Art by Kris Harper
Everyone loves a good villain; it only takes turning on the TV to see how fascinated our society is with the bad guys. I’m constantly inundated with ads for new fictional depictions of Hannibal Lecter, The Joker, Lucifer, even Bonnie and Clyde. Why do we seem to love watching villains wreak havoc?
Maybe it’s because without villains, we can’t have heroes. And our love for villains pales in comparison to our love for heroes. Maltby, Giles, Barber and McCutcheon’s 2005 study in The British Journal of Health Psychology reports that our obsession with idolizing others can be rooted in helping us establish identity, determining “attitudinal and behavioral exemplars,” and guiding us through periods of burgeoning independence.
With such a prevalence of the good/bad dichotomy in our culture, it’s not a surprise that we tend to see things in black and white. Are you a hero, or are you a villain? We cast these parts in our everyday lives without even thinking, convincing ourselves that reality is filled with one-dimensional people who must be sorted and sentenced accordingly.
But reality is this: There are neither bad people nor good people, villains nor heroes. There are just people, who do both bad things and good things. Confining them to a category limits their humanity, and in turn takes away our ability to forgive them.

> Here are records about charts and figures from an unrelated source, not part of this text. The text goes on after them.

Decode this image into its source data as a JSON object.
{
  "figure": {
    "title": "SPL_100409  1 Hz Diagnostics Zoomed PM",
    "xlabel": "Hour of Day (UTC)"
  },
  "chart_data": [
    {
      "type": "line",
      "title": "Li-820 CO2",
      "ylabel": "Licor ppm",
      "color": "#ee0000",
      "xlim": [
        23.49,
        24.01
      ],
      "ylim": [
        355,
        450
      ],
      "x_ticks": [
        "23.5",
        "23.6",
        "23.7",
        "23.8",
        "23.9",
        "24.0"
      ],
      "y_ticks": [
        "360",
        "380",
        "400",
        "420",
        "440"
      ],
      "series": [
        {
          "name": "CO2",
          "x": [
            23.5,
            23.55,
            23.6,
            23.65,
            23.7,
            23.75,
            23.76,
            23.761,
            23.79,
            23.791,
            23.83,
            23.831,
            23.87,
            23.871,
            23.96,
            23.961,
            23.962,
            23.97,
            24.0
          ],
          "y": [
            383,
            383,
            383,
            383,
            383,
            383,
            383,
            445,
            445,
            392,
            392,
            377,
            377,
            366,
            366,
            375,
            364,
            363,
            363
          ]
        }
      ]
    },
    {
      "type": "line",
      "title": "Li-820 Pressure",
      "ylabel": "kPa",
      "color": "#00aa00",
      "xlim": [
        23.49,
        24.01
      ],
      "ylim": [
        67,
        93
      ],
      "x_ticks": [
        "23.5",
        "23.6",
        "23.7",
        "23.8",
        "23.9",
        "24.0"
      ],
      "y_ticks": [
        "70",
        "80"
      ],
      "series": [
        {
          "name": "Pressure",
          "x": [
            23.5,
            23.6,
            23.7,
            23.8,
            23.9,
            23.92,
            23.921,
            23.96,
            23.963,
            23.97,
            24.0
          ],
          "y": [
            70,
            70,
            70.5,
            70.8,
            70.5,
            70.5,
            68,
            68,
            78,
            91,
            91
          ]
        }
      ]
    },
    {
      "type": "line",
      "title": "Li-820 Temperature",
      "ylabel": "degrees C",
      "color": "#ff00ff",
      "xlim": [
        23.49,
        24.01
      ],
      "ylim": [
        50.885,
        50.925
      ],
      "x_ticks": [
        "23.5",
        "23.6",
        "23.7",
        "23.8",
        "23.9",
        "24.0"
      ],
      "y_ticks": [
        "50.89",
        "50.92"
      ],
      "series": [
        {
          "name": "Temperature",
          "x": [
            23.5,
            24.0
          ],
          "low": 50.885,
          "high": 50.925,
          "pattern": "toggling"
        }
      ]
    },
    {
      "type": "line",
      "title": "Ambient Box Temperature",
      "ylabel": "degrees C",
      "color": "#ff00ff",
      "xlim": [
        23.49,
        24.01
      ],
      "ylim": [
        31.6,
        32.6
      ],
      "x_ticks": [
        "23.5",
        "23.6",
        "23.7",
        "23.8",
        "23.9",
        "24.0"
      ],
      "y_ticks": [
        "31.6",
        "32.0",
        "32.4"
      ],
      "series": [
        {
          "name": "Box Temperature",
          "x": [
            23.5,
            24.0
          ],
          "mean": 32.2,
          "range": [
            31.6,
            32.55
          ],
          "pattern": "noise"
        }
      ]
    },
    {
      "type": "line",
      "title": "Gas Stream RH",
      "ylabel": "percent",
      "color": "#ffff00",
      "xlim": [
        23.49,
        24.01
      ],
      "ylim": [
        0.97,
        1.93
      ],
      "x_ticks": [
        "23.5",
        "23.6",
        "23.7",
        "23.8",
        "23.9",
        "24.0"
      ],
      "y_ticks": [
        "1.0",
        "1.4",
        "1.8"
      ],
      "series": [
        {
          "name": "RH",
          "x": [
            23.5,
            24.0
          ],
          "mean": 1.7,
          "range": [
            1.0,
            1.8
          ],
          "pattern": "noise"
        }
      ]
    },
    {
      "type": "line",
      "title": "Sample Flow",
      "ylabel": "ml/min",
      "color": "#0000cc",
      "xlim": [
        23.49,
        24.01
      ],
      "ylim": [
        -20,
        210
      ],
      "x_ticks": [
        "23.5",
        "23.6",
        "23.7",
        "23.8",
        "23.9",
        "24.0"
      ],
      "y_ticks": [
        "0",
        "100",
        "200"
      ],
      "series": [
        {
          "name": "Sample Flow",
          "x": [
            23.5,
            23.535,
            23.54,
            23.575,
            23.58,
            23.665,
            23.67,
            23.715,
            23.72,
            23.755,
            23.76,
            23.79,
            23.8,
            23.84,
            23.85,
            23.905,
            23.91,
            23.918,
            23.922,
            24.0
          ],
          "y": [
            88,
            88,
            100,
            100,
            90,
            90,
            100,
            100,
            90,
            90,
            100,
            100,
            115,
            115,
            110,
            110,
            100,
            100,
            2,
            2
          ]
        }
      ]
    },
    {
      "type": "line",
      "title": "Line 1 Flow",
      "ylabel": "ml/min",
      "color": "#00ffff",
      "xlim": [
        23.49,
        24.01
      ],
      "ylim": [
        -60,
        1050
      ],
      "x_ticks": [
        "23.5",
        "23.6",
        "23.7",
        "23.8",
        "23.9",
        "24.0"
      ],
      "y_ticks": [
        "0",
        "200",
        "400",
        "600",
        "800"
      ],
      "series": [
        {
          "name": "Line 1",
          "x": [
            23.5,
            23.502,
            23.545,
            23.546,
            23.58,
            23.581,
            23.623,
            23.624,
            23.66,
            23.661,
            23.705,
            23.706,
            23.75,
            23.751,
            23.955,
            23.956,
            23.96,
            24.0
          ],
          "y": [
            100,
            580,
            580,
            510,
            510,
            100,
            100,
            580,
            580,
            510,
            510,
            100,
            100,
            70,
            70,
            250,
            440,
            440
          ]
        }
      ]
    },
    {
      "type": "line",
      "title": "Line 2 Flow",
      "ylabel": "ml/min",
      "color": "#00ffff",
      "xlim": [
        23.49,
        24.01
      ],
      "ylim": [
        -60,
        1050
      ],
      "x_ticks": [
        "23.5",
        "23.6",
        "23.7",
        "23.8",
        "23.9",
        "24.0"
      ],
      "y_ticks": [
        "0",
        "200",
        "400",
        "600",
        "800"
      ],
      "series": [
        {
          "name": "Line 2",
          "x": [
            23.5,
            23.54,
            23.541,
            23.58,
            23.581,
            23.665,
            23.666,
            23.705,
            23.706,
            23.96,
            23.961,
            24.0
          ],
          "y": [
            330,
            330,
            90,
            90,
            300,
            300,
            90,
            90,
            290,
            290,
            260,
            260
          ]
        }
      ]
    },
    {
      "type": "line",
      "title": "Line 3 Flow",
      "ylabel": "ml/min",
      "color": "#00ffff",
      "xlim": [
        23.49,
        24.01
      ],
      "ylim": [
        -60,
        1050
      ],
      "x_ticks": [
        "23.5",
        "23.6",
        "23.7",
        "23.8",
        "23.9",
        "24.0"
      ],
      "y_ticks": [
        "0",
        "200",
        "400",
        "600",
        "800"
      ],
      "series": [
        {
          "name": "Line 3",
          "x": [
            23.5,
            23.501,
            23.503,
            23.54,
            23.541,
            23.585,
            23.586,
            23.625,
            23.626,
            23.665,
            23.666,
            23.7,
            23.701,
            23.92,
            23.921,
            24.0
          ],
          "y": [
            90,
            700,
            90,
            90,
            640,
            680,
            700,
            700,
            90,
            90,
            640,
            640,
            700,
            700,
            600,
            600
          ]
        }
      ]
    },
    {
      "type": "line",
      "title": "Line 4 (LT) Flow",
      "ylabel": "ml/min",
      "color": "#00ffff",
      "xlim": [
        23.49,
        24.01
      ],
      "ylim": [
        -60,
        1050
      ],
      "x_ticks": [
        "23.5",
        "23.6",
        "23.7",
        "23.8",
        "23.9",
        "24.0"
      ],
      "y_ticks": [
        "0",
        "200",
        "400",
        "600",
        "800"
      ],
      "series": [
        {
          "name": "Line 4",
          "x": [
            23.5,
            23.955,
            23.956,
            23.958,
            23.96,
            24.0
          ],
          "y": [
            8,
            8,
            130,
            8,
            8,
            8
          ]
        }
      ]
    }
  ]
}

Take, for example, the situations of actress Jennifer Lawrence and author John Green. Both were once wildly popular, especially among the age range of the Pepperdine student body, but they’ve since fallen from grace.
What happened? Our misguided attempts to mold them into the hero/villain dichotomy.
In the case of Lawrence, her rise to fame happened seemingly overnight, and we adored her humorous irreverence toward Hollywood. She seemed to understand the life of the everyman, and at any given moment she wanted to be at home eating nachos just as much as the rest of us. She was the queen bee of the underdogs; a venerated hero of the Millennial generation at only 20 years old.
But remember — people aren’t our glorified heroes, and Jennifer Lawrence is no exception. She made off-color comments and starred in poorly received movies, and suddenly the masses began to realize that we just didn’t have it in us to accept that heroes make mistakes.
So if she couldn’t be our hero, she had to be our villain, and just as quickly as she had ascended, she fell. “If you listened closely Sunday night as Jennifer Lawrence accepted her third Golden Globe in four years, you could hear the faint sound of a queen being dethroned,” wrote Kevin O’Keefe in his Jan. 11, 2016 article “We Have Reached Peak Jennifer Lawrence” on Mic.com. The video of her chastising a reporter over his cellphone use went viral immediately, prompting waves of backlash that had been building for months, waiting for the final straw.
John Green’s fate has been similar; once beloved as a young adult author with a cult following for his novels, he’s now become synonymous with bad taste in literature, weepy teenage girls and pretentious prose. Again, a hero made a villain through popular rejection of the idea that even our idols are fallible. Ironically, Green said it best in his book “Paper Towns”: “What a treacherous thing to believe that a person is more than a person.”
He’s right, in many ways. We are all only human, and our Kryptonite is simply the presence of that humanity. To believe that we are anything but a hot mess would be to strip us of that which makes us who we are — our flaws. No matter how “good” or how “bad,” none of us are immune to falling short. The lesson should be more about how we choose to respond to these mistakes, and less about whether or not they occur. Have mercy with each other in a society that tends to offer very little. After all, the world isn’t a comic book, so the best thing we can do is try to save each other.